When capturing land, the trick was to do very little work on the shed each day – which suited Jo – in the hope that the landlord wouldn’t notice the house going up. Usually it was pretty easy. Most of the land was owned by middle-class people who lived miles away, because no one with money stayed in Cove any longer than they had to. Their land in Cove was pretty well worthless, and yielded nothing but problems; it certainly never produced any rent, and it was only the difficulty of getting rid of the land that made the owners keep it.

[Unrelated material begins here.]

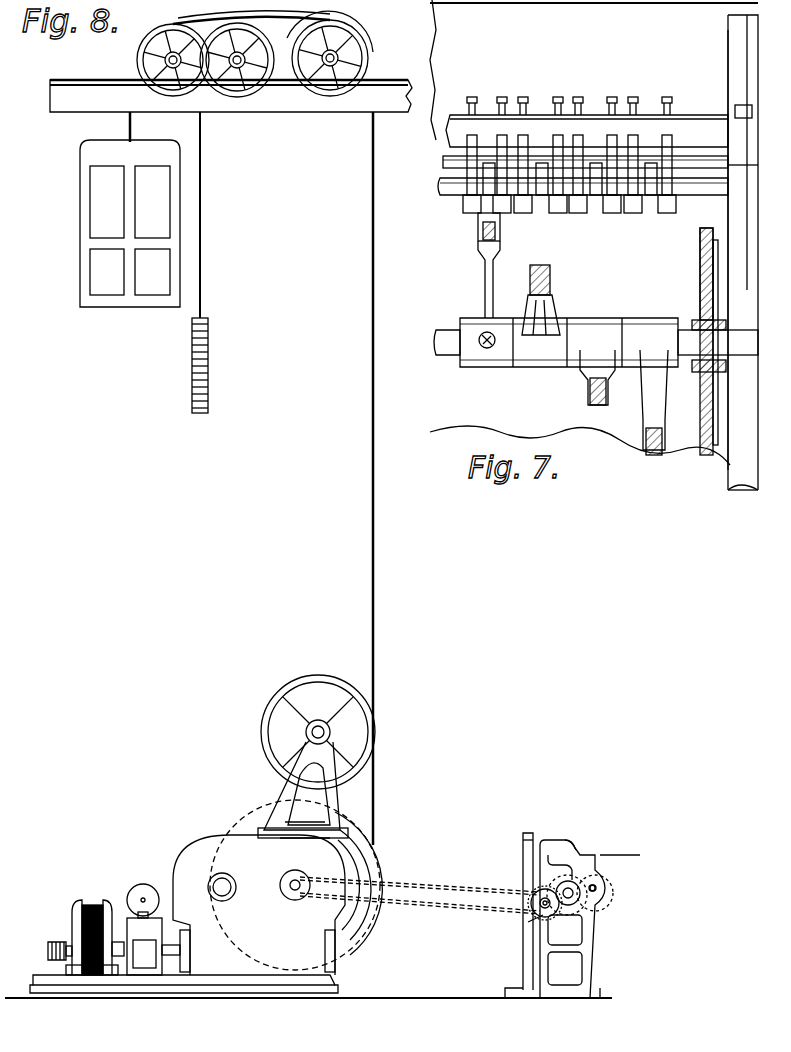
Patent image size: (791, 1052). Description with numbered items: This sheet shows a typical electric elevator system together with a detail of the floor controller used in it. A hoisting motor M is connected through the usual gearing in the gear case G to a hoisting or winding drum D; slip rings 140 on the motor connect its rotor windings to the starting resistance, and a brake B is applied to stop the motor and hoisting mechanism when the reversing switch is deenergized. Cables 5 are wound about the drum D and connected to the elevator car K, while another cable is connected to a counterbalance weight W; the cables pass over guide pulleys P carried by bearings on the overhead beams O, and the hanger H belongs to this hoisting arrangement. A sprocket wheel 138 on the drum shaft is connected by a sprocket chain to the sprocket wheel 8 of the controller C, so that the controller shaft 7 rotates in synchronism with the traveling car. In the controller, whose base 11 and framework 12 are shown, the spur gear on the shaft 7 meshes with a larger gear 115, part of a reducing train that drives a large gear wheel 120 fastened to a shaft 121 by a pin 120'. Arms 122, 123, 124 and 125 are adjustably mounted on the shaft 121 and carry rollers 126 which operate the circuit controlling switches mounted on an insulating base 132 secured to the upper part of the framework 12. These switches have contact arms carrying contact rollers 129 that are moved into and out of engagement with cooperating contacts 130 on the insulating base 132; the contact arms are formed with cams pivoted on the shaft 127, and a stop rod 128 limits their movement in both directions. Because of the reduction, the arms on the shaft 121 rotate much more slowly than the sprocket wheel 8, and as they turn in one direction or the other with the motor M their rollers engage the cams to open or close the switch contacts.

The bit of land Jo picked was owned by Mulgi, a successful Asian businessman who lived in Vancouver. Mulgi paid Maas Algy, a calm and dignified fisherman distantly related to the Wellingtons, to keep squatters off his estate. Because the land lay between the seashore where the fishermen drew up their canoes, and Maas Algy’s yard on the Back Street, Maas Algy walked past it every morning and evening. Jo therefore worked in the afternoons when he knew Algy was sleeping before his night’s fishing, and sat with his friends in the shade of a baseda tree across the road to watch him pass by on his way to his boat. Each day the same thing happened: Maas Algy walked by, his trim figure as erect as a soldier’s, his gaze fixed straight ahead of him, never even glancing at the logwood and bamboo shed which was slowly appearing beside the road.

‘Yes, Jo,’ he would say, without looking at Jo.

‘Maas Algy,’ Jo would reply.

No-one knew how much Mulgi paid Maas Algy, but the bonds of community proved stronger than the bonds of commerce, and he turned a blind eye. And out of respect for Algy, Jo worked particularly slowly so as not to seem too brazen and put him in a difficult position. 23

Three weeks after Jo started, Roddy Perry began building on another piece of Mulgi’s land. Before his second timber was nailed onto his first, Maas Algy went and found him where he was skulking in Zapo’s and told him to stop building or he’d call the Police.